Nova Nebula: the doom impact (final series) novel edison

Pikri YAnor
Chapter #6

Siklus yang Tak Berujung

Cahaya fajar menyelinap masuk melalui celah ventilasi kayu yang sudah mulai lapuk, membawa aroma debu dan sisa embun pagi. "Ethan", yang kini terjebak dalam jaring takdir sebagai protagonis utama dalam iterasi *loop* terbaru, mengerang pelan saat merasakan usapan lembut di dahinya. Ia membuka mata dan menemukan sosok neneknya—satu-satunya wali yang ia miliki di dunia ini—berdiri di samping tempat tidur dengan senyum yang terasa begitu familiar, namun menyimpan kekosongan yang asing. Sensasi 'déjà vu' menghujan kesadarannya; setiap inci ruangan ini, dari retakan di dinding hingga pola sprei yang pudar, terasa seperti kaset lama yang diputar kembali.

"Bangun, Cu. Nanti kau terlambat ke toko," suara neneknya terdengar parau namun hangat.

Ethan bangkit dengan tubuh yang terasa berat, seolah memori dari ratusan kehidupan sebelumnya menumpuk di pundaknya. Setelah sarapan singkat yang sunyi—sebuah adegan yang persis sama dengan fragmen pembuka 'Nova Nebula' yang pernah ia baca dalam mimpinya—Ethan berangkat menuju Toko Kue Mama Zara. Di sepanjang jalan, ia mencoba menata kepingan ingatannya. Ia ingat bermain petak umpet dengan Zara di balik karung-karung tepung, ia ingat bagaimana Mama Zara sering menjewer telinga mereka berdua sambil tertawa dan menyebut mereka seperti anak kembar yang tak terpisahkan. Ia bahkan teringat saat-saat ia menangis di pojok pasar karena diganggu anak-anak nakal, dan Zara-lah yang datang dengan gagah berani mengusir mereka.

Namun, di balik kenangan manis itu, ada rasa dingin yang merayap. Pengulangan ini terasa terlalu presisi, terlalu sempurna untuk menjadi sebuah kebetulan.

Perjalanan menuju sekolah menengahnya pun tidak luput dari naskah yang sudah tertulis. Di sebuah gang sempit, langkah Ethan dihentikan oleh gerombolan anggota OSIS yang memiliki tatapan mata dingin dan sombong. Saat penghinaan verbal mulai berubah menjadi kontak fisik, tiba-tiba sosok **Kai** muncul dari balik bayangan. Dengan keberanian yang meledak-ledak, Kai berdiri di depan Ethan, menepis tangan sang pembully dengan gerakan yang sangat identik dengan apa yang terjadi di seri pertama.

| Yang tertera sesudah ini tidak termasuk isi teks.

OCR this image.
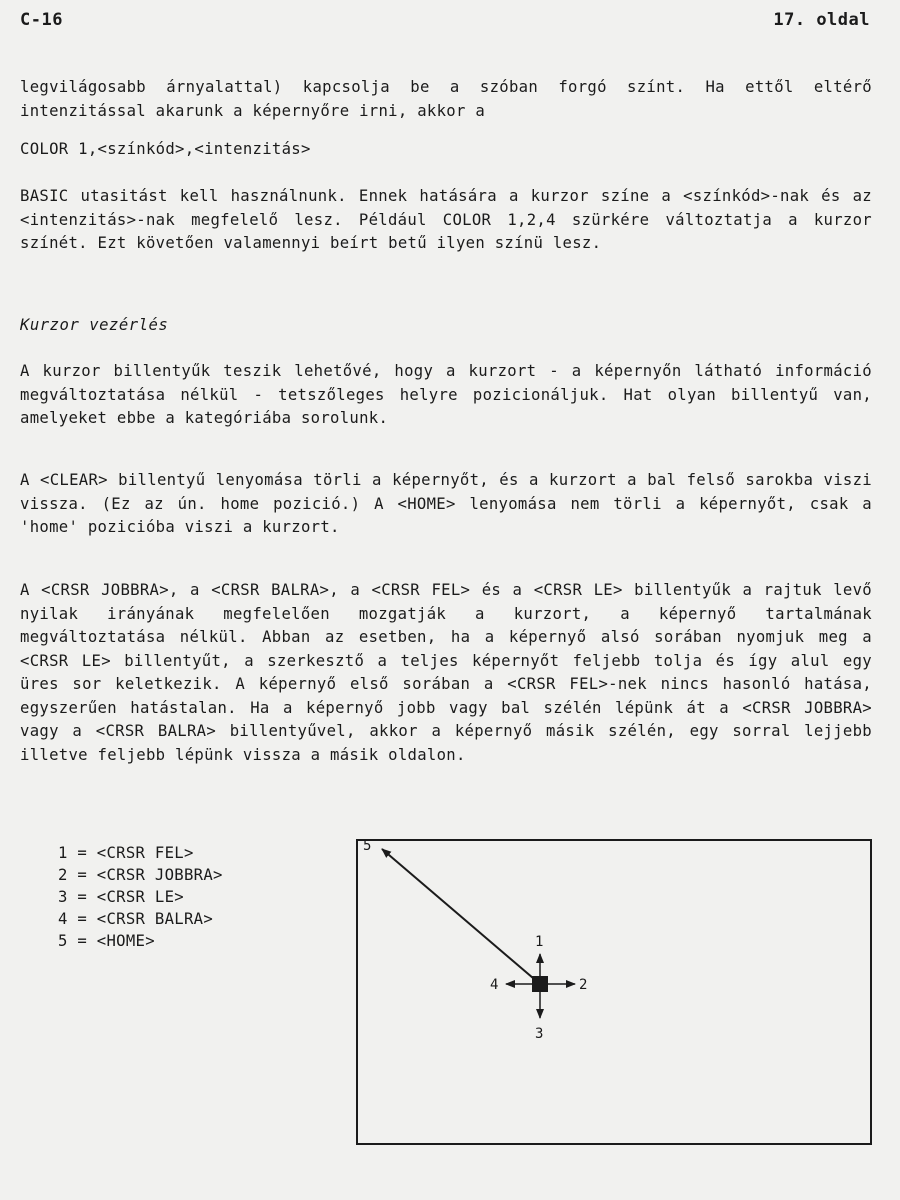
C-16	17. oldal
legvilágosabb árnyalattal) kapcsolja be a szóban forgó színt. Ha ettől eltérő intenzitással akarunk a képernyőre irni, akkor a
COLOR 1,<színkód>,<intenzitás>
BASIC utasitást kell használnunk. Ennek hatására a kurzor színe a <színkód>-nak és az <intenzitás>-nak megfelelő lesz. Például COLOR 1,2,4 szürkére változtatja a kurzor színét. Ezt követően valamennyi beírt betű ilyen színü lesz.
Kurzor vezérlés
A kurzor billentyűk teszik lehetővé, hogy a kurzort - a képernyőn látható információ megváltoztatása nélkül - tetszőleges helyre pozicionáljuk. Hat olyan billentyű van, amelyeket ebbe a kategóriába sorolunk.
A <CLEAR> billentyű lenyomása törli a képernyőt, és a kurzort a bal felső sarokba viszi vissza. (Ez az ún. home pozició.) A <HOME> lenyomása nem törli a képernyőt, csak a 'home' pozicióba viszi a kurzort.
A <CRSR JOBBRA>, a <CRSR BALRA>, a <CRSR FEL> és a <CRSR LE> billentyűk a rajtuk levő nyilak irányának megfelelően mozgatják a kurzort, a képernyő tartalmának megváltoztatása nélkül. Abban az esetben, ha a képernyő alsó sorában nyomjuk meg a <CRSR LE> billentyűt, a szerkesztő a teljes képernyőt feljebb tolja és így alul egy üres sor keletkezik. A képernyő első sorában a <CRSR FEL>-nek nincs hasonló hatása, egyszerűen hatástalan. Ha a képernyő jobb vagy bal szélén lépünk át a <CRSR JOBBRA> vagy a <CRSR BALRA> billentyűvel, akkor a képernyő másik szélén, egy sorral lejjebb illetve feljebb lépünk vissza a másik oldalon.
1 = <CRSR FEL>
2 = <CRSR JOBBRA>
3 = <CRSR LE>
4 = <CRSR BALRA>
5 = <HOME>
5
1
2
3
4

"Jangan sentuh dia, atau kalian berhadapan denganku!" gertak Kai.

Kejadian itu berlanjut hingga bel pulang berbunyi. Di tengah perjalanan pulang, takdir mempertemukan mereka dengan "Ray" yang tengah berlari kencang, dikejar oleh sepasukan robot patroli bersenjatakan senapan laser. Ethan, Kai, dan Zara yang secara kebetulan berada di sana, membantu Ray bersembunyi di balik bangunan tua di gang buntu. Saat itulah, "Robot Nova" yang berada dalam dekapan Ray memancarkan cahaya putih yang menyilaukan, sebuah energi atom yang murni merobek realitas. Mereka berempat kembali mendapatkan kekuatan mereka, melakukan aksi heroik melawan mesin-mesin besi tersebut, dan akhirnya menyepakati kontrak dengan Nova: "Jika semua kejahatan di galaksi ini dimusnahkan, satu permintaan kalian akan dikabulkan."

Namun, saat janji suci itu diucapkan, perspektif narasi tiba-tiba melompat keluar dari bingkai layar televisi tabung yang bergetar.

Kita kini berada di sebuah ruangan yang remang-remang, statis, dan berbau sirkuit terbakar. "Aiden" yang sebenarnya—bukan Ethan yang sedang memerankan dirinya—berdiri tegak di depan televisi tersebut. Aiden menatap layar dengan tatapan kosong, menyaksikan "dirinya yang lain" menjalani skenario pahlawan cupu yang membosankan. Di sampingnya, muncul sosok "Aref", sang Animator yang kini hanya berupa entitas cahaya biru yang redup dan rapuh.

Aiden menoleh perlahan pada penciptanya, hatinya dipenuhi kebingungan yang bercampur dengan rasa jijik. "Apakah ini menceritakan tentang aku? Kok… dasar cupu," kata Aiden, suaranya terdengar berat dan sarkastik.